Меандр: Мемуарная проза | страница 59
чуждается любых глубин душевных, —
ты движешься в порту, формальный мир
превознося невольно над пучиной
любви, страстей, ревизии примет.
Ты, сохранивший к старости своей
почтенье к орденам, к заслугам,
взираешь с уважением во тьму
и, думая уже Бог весть о чем,
проходишь среди дремлющих чудовищ
и предъявляешь…
Тут Иосифу, наверное, расхотелось предъявлять претензии отцу, и стихотворение осталось неоконченным. Окончательная разлука, эмиграция, окончательно отделила главное от неглавного. Главным была любовь, и вот об этой любви, соединявшей мать, отца и сына, Иосиф и писал впоследствии.
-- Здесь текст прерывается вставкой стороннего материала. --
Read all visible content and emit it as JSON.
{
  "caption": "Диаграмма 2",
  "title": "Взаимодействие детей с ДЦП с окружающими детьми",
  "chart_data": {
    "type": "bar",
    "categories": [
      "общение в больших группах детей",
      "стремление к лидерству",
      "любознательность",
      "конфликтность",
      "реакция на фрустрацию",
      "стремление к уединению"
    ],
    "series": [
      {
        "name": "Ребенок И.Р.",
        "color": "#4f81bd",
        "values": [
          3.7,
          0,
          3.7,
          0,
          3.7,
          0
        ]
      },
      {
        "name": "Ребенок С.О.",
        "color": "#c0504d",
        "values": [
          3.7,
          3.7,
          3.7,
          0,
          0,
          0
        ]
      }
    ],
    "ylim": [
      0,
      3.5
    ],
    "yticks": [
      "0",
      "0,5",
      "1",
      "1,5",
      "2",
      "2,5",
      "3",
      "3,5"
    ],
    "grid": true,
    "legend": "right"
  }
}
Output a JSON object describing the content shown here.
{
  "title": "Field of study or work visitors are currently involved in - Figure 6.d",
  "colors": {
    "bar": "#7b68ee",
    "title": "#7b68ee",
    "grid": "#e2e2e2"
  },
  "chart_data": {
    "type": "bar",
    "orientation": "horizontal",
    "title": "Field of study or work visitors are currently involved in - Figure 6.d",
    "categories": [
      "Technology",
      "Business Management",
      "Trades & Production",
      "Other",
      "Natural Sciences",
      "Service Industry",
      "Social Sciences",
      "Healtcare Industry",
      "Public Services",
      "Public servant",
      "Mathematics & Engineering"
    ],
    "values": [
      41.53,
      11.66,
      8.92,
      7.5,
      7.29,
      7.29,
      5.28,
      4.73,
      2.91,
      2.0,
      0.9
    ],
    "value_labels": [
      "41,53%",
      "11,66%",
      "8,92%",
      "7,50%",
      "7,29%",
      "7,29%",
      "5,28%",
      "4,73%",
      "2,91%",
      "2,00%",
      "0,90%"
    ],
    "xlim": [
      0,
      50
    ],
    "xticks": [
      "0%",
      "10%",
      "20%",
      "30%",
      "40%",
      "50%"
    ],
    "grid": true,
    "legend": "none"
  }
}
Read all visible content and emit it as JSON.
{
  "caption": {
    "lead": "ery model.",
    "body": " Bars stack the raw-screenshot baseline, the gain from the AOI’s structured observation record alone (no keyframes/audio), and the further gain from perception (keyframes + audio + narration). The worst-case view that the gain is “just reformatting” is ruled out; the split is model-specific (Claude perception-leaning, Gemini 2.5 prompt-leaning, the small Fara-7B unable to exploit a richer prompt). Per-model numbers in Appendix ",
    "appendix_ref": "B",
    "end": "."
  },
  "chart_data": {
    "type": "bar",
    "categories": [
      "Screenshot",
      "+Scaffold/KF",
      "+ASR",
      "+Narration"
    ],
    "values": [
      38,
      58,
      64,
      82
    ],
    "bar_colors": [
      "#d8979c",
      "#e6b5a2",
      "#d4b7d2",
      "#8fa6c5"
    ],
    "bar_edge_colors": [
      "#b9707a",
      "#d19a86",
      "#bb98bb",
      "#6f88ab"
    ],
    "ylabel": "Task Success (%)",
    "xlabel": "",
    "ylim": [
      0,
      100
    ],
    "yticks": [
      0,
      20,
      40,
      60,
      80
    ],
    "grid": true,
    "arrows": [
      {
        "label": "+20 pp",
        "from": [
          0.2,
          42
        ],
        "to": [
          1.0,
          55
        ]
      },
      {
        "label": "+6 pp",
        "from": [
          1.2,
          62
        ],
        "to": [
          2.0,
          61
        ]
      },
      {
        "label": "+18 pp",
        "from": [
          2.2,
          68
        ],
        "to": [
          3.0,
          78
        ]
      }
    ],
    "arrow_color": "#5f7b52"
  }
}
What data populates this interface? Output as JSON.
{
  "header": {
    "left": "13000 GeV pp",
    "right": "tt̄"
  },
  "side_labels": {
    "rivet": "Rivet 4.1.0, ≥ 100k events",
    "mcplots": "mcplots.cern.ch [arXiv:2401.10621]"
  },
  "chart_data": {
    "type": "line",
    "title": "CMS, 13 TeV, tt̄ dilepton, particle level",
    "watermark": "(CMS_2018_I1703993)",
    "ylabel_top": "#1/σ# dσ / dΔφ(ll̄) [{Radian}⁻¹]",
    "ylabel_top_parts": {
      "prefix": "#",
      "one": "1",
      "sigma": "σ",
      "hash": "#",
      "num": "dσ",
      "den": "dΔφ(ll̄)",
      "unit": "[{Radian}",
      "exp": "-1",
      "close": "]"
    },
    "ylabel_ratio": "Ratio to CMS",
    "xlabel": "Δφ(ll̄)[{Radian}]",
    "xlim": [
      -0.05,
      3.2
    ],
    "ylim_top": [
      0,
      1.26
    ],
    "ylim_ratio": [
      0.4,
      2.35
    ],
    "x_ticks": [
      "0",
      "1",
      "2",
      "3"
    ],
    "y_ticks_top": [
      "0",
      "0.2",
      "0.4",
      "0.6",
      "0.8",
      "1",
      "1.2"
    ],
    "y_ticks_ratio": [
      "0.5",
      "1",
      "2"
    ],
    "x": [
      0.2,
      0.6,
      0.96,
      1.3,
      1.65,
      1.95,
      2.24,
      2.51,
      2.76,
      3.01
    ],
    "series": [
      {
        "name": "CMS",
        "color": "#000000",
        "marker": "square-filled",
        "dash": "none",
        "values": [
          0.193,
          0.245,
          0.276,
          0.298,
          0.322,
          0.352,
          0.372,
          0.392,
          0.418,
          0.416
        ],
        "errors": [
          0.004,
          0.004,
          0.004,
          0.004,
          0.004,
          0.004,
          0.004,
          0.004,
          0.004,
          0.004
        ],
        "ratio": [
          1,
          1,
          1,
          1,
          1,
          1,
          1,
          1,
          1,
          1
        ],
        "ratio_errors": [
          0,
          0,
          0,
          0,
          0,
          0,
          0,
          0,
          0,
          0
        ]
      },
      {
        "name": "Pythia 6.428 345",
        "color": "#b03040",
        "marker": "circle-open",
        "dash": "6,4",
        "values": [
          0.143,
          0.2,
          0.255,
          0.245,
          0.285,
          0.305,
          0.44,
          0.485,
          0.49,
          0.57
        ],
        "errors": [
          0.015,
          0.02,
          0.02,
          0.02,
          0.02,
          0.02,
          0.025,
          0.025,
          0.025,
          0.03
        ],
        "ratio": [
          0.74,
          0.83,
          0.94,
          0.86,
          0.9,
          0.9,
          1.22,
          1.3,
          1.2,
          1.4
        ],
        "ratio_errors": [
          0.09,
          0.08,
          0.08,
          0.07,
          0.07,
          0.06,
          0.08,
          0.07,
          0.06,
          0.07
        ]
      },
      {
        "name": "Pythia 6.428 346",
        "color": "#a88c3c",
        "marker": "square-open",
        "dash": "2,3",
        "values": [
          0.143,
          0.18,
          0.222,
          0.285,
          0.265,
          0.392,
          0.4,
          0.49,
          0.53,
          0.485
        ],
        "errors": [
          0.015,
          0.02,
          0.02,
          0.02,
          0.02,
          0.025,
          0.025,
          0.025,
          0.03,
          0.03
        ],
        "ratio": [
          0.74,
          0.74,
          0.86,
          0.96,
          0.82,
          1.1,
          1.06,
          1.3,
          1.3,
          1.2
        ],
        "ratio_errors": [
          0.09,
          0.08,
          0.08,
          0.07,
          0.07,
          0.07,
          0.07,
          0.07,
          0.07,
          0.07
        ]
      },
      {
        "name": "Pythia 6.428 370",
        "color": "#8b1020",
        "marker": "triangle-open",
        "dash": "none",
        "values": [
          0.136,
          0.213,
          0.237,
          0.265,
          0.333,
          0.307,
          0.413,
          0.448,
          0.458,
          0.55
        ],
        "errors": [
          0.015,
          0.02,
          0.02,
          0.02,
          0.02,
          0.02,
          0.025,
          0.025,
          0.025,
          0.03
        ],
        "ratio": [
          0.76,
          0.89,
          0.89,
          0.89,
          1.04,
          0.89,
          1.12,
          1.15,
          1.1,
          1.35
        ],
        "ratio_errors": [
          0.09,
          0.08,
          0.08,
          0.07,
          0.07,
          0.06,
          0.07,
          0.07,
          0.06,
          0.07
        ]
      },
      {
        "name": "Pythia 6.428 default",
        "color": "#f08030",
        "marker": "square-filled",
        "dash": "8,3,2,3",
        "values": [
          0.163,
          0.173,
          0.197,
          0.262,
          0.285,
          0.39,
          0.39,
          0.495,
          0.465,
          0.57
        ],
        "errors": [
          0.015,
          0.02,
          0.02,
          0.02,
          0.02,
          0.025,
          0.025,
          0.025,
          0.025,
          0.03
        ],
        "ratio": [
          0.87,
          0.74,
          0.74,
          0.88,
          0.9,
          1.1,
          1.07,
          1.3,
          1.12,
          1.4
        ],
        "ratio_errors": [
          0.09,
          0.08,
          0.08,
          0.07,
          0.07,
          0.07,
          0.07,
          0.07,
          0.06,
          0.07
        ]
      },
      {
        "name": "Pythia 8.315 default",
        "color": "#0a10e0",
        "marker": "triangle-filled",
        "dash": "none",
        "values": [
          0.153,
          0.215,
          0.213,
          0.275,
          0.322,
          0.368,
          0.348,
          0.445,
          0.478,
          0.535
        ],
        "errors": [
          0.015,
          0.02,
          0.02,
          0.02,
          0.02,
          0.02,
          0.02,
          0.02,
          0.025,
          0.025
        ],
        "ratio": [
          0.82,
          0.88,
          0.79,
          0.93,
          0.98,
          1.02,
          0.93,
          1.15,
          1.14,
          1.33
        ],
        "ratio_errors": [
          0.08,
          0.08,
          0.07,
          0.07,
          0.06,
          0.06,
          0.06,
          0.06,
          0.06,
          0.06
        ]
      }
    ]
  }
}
Под его пером Александр Иванович и Мария Моисеевна стали тем, чем они, по существу, и были в его жизни, — героями, божествами семейной любви, сакральными существами, способными превращаться в птиц и вообще жить после смерти. Забитое вещами, едва ли не захламленное жилье в коммуналке тоже вспоминается как сакральное пространство. Громоздкий мещанский буфет преображается в некий нотрдам вещности, дешевая сувенирная гондола — выплывает много лет спустя из венецианского тумана. Как-то я зашел к Иосифу с сыном. Мите было тогда лет шесть-семь. Обычно в таких случаях он оставался в большой комнате с Марией Моисеевной и Александром Ивановичем, которые возились с ним, угощали сластями, пока я разговаривал с Иосифом в его закутке. На этот раз их не было дома, и Митя сидел с нами. Но не скучал: рассматривал бесчисленные пришпиленные к книжным полкам и стенам открытки, боксерские перчатки и фехтовальную маску, рапиру в углу, бронзовую пушечку и бронзового Наполеона на столе. Когда мы вышли на улицу, он с искренним восхищением сказал: "Какой Ося богатый!" Потом вздохнул грустно: "А жены у него нет".
Иосиф — еврей
Иосиф был мастью рыжеват. Гарик звал его попеременно то "кот", то "рыжий". У Иосифа были твердые представления о собственной генетике, которые он прямо излагал, и интерес к исторической родине, о котором он нигде не говорит напрямую. Он когда-то горячо рекомендовал мне роман Йозефа Рота "Марш Радецкого". Я много лет все собирался прочесть, но прочел только через шесть лет после смерти Иосифа. Рот был, как мама Иосифа, из немецкоговорящей еврейской семьи среднего достатка. Он родился и вырос в Австро-Венгрии, на востоке Галиции, в городе Броды. В "Еврейской энциклопедии" пространная статья посвящена Бродам как центру хасидического мистицизма в восемнадцатом веке. Фамилии, произведенные от названия городка, имеются и в других вариантах, кроме "Бродский": Брод (как Макс Брод, другой известный австрийский писатель, душеприказчик Кафки), Броди, Бродницер. Краткая заметка в "Брокгаузе и Ефроне" сообщает, что большинство из двадцати тысяч жителей Брод евреи, а основной городской промысел — контрабанда. Рот, не называя свой родной городок, делает его основным местом действием романа и описывает весьма красочно.